Sugianto mengaku sedikit mengetahui adanya tindak tanduk "mafia perusahaan", untuk itu
agar tidak salah, seperti membeli kucing dalam karung, maka Pemda setidaknya jangan
gegabah dalam bertindak, selain itu juga setidaknya kalau harus dilakukan eksekusi berupa
'take over' maka harus prosedural dengan melibatkan perusahaan aprisial sehingga dapat
diketahui nilai total aset yang dimiliki PT SSS. "Sebab, kalau dilihat lihat dengan kondisi
sekarang, nilai aset yang dimiliki PT.SSS itu bila di jumlahkan seluruhnya dalam bentuk
rupian besar kemungkinan tak cukup untuk menutupi beban hutang ke petani sebanyak Rp 60
milyar, mengapa demikian, karena ada dugaan permainan dari pihak manajemen perusahaan
dengan pihak Bank sehingga nilai aset mereka dijual semua pun tak cukup untuk
membayarkan beban yang di tanggung perusahaan karena selain petani kemungkinan besar
mereka juga terhutang di Bank tertentu," kata Sugianto sedikit mengetahui seluk beluk PT
SSS ini.
Sugianto juga mengatakan, bahwa sebenarnya kalau perusahaan tersebut di kelolah dengan
bagus dan di pimpin oleh tenaga yang handal dibidangnya serta keterbukaan laporan arus
kasnya, maka dipastikan hal seperti ini tak terjadi. "Jadi wajar kalau timbul dugaan ada upaya
tindakan tak beres di unsur manajemen berupa memperkaya diri sendiri oleh para petinggi di
perusahaan sehingga beban perusahaan tak tertutupi yang berujung perusahaan dalam
keadaan tidak sehat atau failid, yang berdampak pada masyarakat petani dan karyawan
perusahaan," jelas Sugianto.
Politisi dari PKB ini juga memberikan solusi bagaimana cara atau upaya untuk melakukan
penyelamatan perusahaan yang terlilit hutang tersebut maka harus dilakukan upaya pendataan
aset sekaligus memeriksa laporan arus kas keuangan perusahaan dari tim eksternal yang
dinilai lebih independent, dan tak hanya itu saja merka juga wajib nilai aset yang dimiliki
oleh para petinggi perusahaan hal ini diperlukan agar tidak terjadi kesalapahaman antara
manajemen dan petani yang menjadi korban sebab mereka juga harus tau penyebabnya
kenapa perusahaan yang sebelumnya sehat tiba-tiba sekarang mengalami kesulitan keuangan.

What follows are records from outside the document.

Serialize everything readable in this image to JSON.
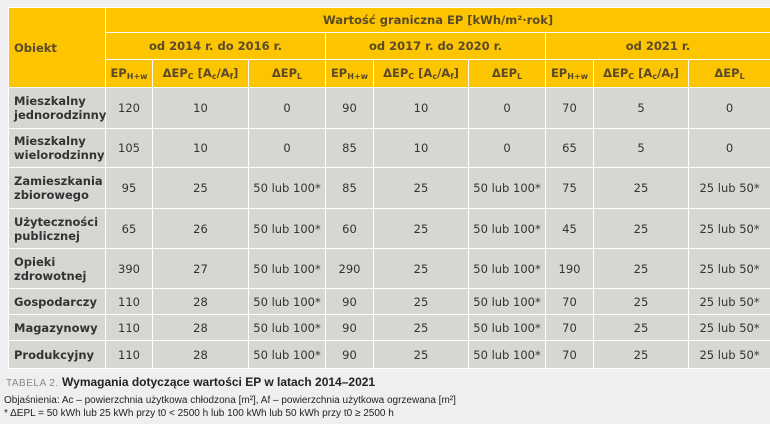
{
  "header": {
    "obiekt": "Obiekt",
    "main": "Wartość graniczna EP [kWh/m²·rok]",
    "periods": [
      "od 2014 r. do 2016 r.",
      "od 2017 r. do 2020 r.",
      "od 2021 r."
    ],
    "cols": {
      "ep": "EP",
      "ep_sub": "H+w",
      "dc": "ΔEP",
      "dc_sub": "C",
      "dc_tail_a": " [A",
      "dc_tail_a_sub": "c",
      "dc_tail_b": "/A",
      "dc_tail_b_sub": "f",
      "dc_end": "]",
      "dl": "ΔEP",
      "dl_sub": "L"
    }
  },
  "rows": [
    {
      "name": "Mieszkalny jednorodzinny",
      "v": [
        "120",
        "10",
        "0",
        "90",
        "10",
        "0",
        "70",
        "5",
        "0"
      ]
    },
    {
      "name": "Mieszkalny wielorodzinny",
      "v": [
        "105",
        "10",
        "0",
        "85",
        "10",
        "0",
        "65",
        "5",
        "0"
      ]
    },
    {
      "name": "Zamieszkania zbiorowego",
      "v": [
        "95",
        "25",
        "50 lub 100*",
        "85",
        "25",
        "50 lub 100*",
        "75",
        "25",
        "25 lub 50*"
      ]
    },
    {
      "name": "Użyteczności publicznej",
      "v": [
        "65",
        "26",
        "50 lub 100*",
        "60",
        "25",
        "50 lub 100*",
        "45",
        "25",
        "25 lub 50*"
      ]
    },
    {
      "name": "Opieki zdrowotnej",
      "v": [
        "390",
        "27",
        "50 lub 100*",
        "290",
        "25",
        "50 lub 100*",
        "190",
        "25",
        "25 lub 50*"
      ]
    },
    {
      "name": "Gospodarczy",
      "v": [
        "110",
        "28",
        "50 lub 100*",
        "90",
        "25",
        "50 lub 100*",
        "70",
        "25",
        "25 lub 50*"
      ]
    },
    {
      "name": "Magazynowy",
      "v": [
        "110",
        "28",
        "50 lub 100*",
        "90",
        "25",
        "50 lub 100*",
        "70",
        "25",
        "25 lub 50*"
      ]
    },
    {
      "name": "Produkcyjny",
      "v": [
        "110",
        "28",
        "50 lub 100*",
        "90",
        "25",
        "50 lub 100*",
        "70",
        "25",
        "25 lub 50*"
      ]
    }
  ],
  "caption": {
    "label": "TABELA 2.",
    "title": "Wymagania dotyczące wartości EP w latach 2014–2021"
  },
  "notes": {
    "line1": "Objaśnienia: Ac – powierzchnia użytkowa chłodzona [m²], Af – powierzchnia użytkowa ogrzewana [m²]",
    "line2": "*  ΔEPL = 50 kWh lub 25 kWh przy t0 < 2500 h lub 100 kWh lub 50 kWh przy t0 ≥ 2500 h"
  },
  "colors": {
    "header": "#fdc400",
    "body": "#d6d6d2",
    "background": "#efeff1"
  }
}
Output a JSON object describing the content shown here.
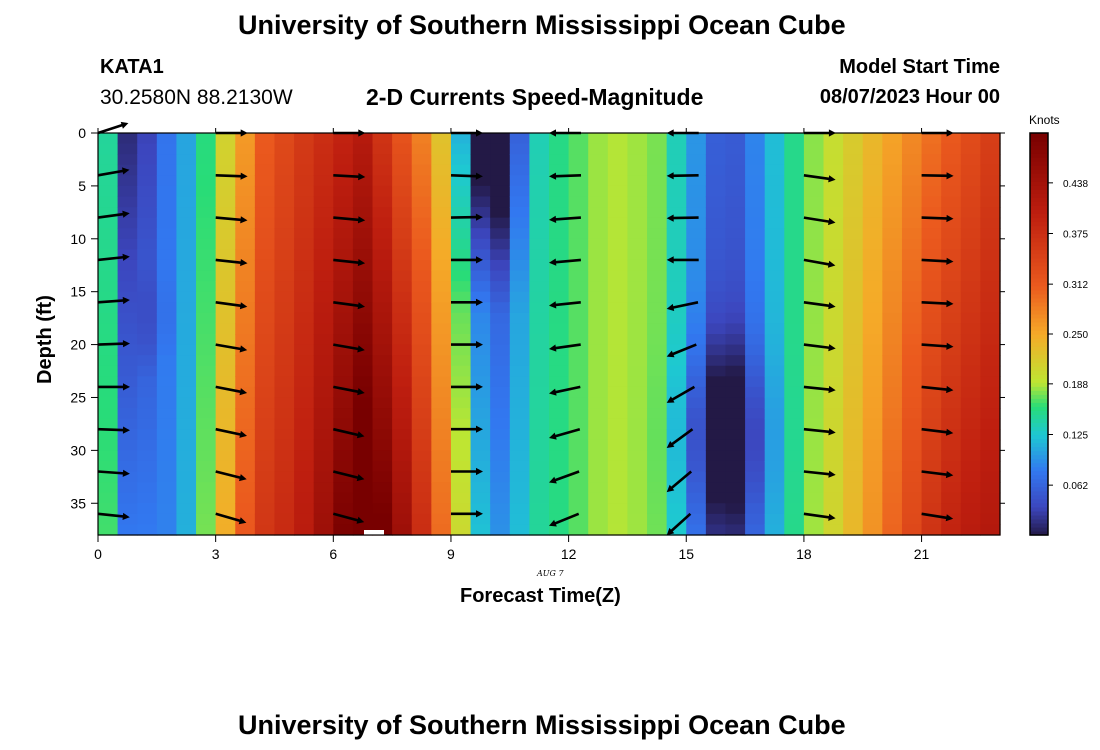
{
  "title_top": "University of Southern Mississippi Ocean Cube",
  "title_bottom": "University of Southern Mississippi Ocean Cube",
  "station": {
    "name": "KATA1",
    "coords": "30.2580N  88.2130W"
  },
  "plot_title": "2-D Currents Speed-Magnitude",
  "model_start": {
    "label": "Model Start Time",
    "value": "08/07/2023 Hour 00"
  },
  "chart_data": {
    "type": "heatmap",
    "title": "2-D Currents Speed-Magnitude",
    "xlabel": "Forecast Time(Z)",
    "ylabel": "Depth (ft)",
    "date_label": "AUG  7",
    "x_ticks": [
      0,
      3,
      6,
      9,
      12,
      15,
      18,
      21
    ],
    "x_tick_labels": [
      "0",
      "3",
      "6",
      "9",
      "12",
      "15",
      "18",
      "21"
    ],
    "xlim": [
      0,
      23
    ],
    "y_ticks": [
      0,
      5,
      10,
      15,
      20,
      25,
      30,
      35
    ],
    "y_tick_labels": [
      "0",
      "5",
      "10",
      "15",
      "20",
      "25",
      "30",
      "35"
    ],
    "ylim": [
      0,
      38
    ],
    "y_inverted": true,
    "colorbar": {
      "label": "Knots",
      "range": [
        0,
        0.5
      ],
      "ticks": [
        0.062,
        0.125,
        0.188,
        0.25,
        0.312,
        0.375,
        0.438
      ],
      "tick_labels": [
        "0.062",
        "0.125",
        "0.188",
        "0.250",
        "0.312",
        "0.375",
        "0.438"
      ]
    },
    "speed_profile_knots": [
      0.21,
      0.04,
      0.1,
      0.31,
      0.46,
      0.28,
      0.02,
      0.14,
      0.19,
      0.18,
      0.03,
      0.17,
      0.36
    ],
    "speed_time_hours": [
      0,
      0.8,
      2.2,
      4.2,
      6.8,
      8.6,
      10.0,
      11.2,
      13.0,
      14.2,
      16.0,
      18.0,
      23.0
    ],
    "depth_variation": {
      "column1_deep_minimum": 0.02,
      "hour10_surface_minimum": 0.005,
      "hour16_deep_minimum": 0.0,
      "hour6_deep_maximum": 0.5
    },
    "vectors": {
      "times": [
        0,
        3,
        6,
        9,
        11.5,
        14.5,
        18,
        21
      ],
      "depths": [
        0,
        4,
        8,
        12,
        16,
        20,
        24,
        28,
        32,
        36
      ],
      "angles_deg": [
        [
          -18,
          -10,
          -8,
          -6,
          -4,
          -2,
          0,
          2,
          4,
          6
        ],
        [
          0,
          2,
          5,
          6,
          8,
          10,
          11,
          12,
          14,
          16
        ],
        [
          0,
          3,
          5,
          6,
          8,
          10,
          11,
          13,
          14,
          15
        ],
        [
          0,
          2,
          -1,
          0,
          0,
          0,
          0,
          0,
          0,
          0
        ],
        [
          180,
          178,
          176,
          175,
          174,
          172,
          168,
          164,
          160,
          158
        ],
        [
          180,
          179,
          179,
          180,
          168,
          158,
          150,
          144,
          140,
          138
        ],
        [
          0,
          8,
          9,
          10,
          8,
          7,
          6,
          6,
          6,
          8
        ],
        [
          0,
          1,
          2,
          3,
          3,
          4,
          6,
          7,
          7,
          9
        ]
      ]
    }
  }
}
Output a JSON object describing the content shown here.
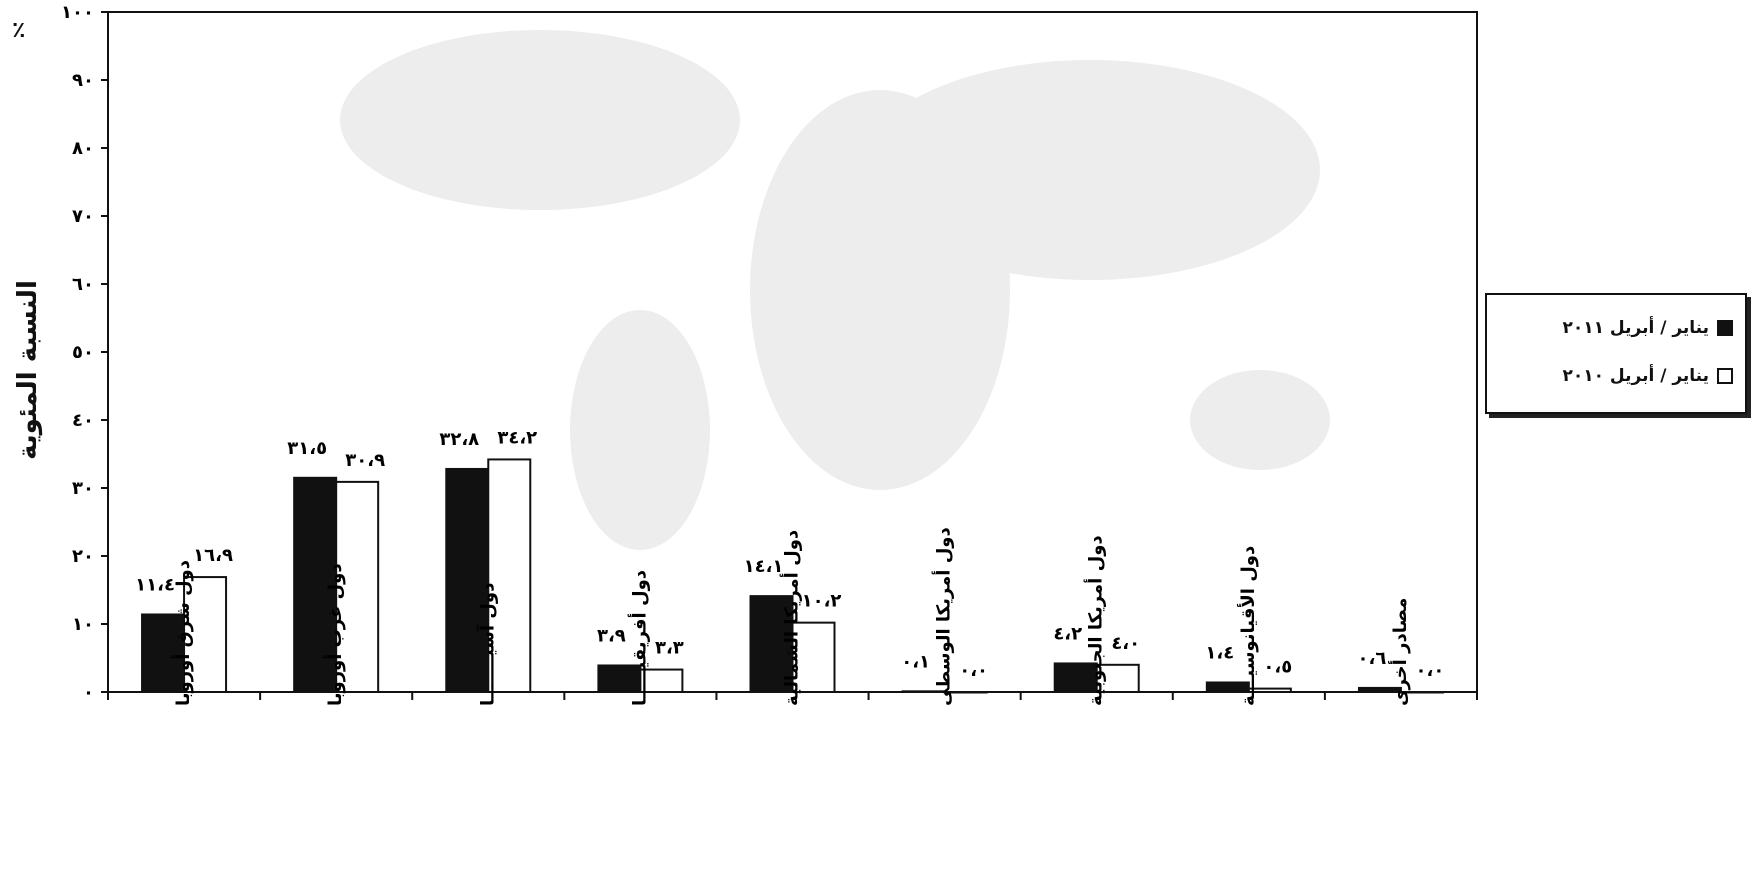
{
  "chart_data": {
    "type": "bar",
    "ylabel": "النسبة المئوية",
    "unit": "٪",
    "ylim": [
      0,
      100
    ],
    "yticks": [
      "٠",
      "١٠",
      "٢٠",
      "٣٠",
      "٤٠",
      "٥٠",
      "٦٠",
      "٧٠",
      "٨٠",
      "٩٠",
      "١٠٠"
    ],
    "categories": [
      "دول شرق أوروبا",
      "دول غرب أوروبا",
      "دول آسيـــــــا",
      "دول أفريقيـــــا",
      "دول أمريكا الشمالية",
      "دول أمريكا الوسطى",
      "دول أمريكا الجنوبية",
      "دول الأقيانوسيـــة",
      "مصادر أخرى"
    ],
    "series": [
      {
        "name": "يناير / أبريل ٢٠١١",
        "color": "#111111",
        "values": [
          11.4,
          31.5,
          32.8,
          3.9,
          14.1,
          0.1,
          4.2,
          1.4,
          0.6
        ],
        "labels": [
          "١١،٤",
          "٣١،٥",
          "٣٢،٨",
          "٣،٩",
          "١٤،١",
          "٠،١",
          "٤،٢",
          "١،٤",
          "٠،٦"
        ]
      },
      {
        "name": "يناير / أبريل ٢٠١٠",
        "color": "#ffffff",
        "values": [
          16.9,
          30.9,
          34.2,
          3.3,
          10.2,
          0.0,
          4.0,
          0.5,
          0.0
        ],
        "labels": [
          "١٦،٩",
          "٣٠،٩",
          "٣٤،٢",
          "٣،٣",
          "١٠،٢",
          "٠،٠",
          "٤،٠",
          "٠،٥",
          "٠،٠"
        ]
      }
    ],
    "grid": false,
    "legend_position": "right"
  }
}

"Nanti pasti ketemu siapa saja yang terlibat di dalamnya kalau ada indikasi terjadi
kecurangan disana, dan kalau disebabkan oleh faktor lain juga setidaknya masyarakat tau dan
terima kalau memang benar, maka dari itu pemda harusnya bersabar untuk melakukan take
over sebab bisa saja upaya take over tersebut memang yang di inginkan oleh para manajemen
dengan begitu mereka akan selamat dari jeratan hukum kalau adanya dugaan mereka secara
berjemaah untuk memperkaya diri sendiri dengan mengkaut uang perusahaan itu tidak
dilakukan audit kepada mereka," tandasnya.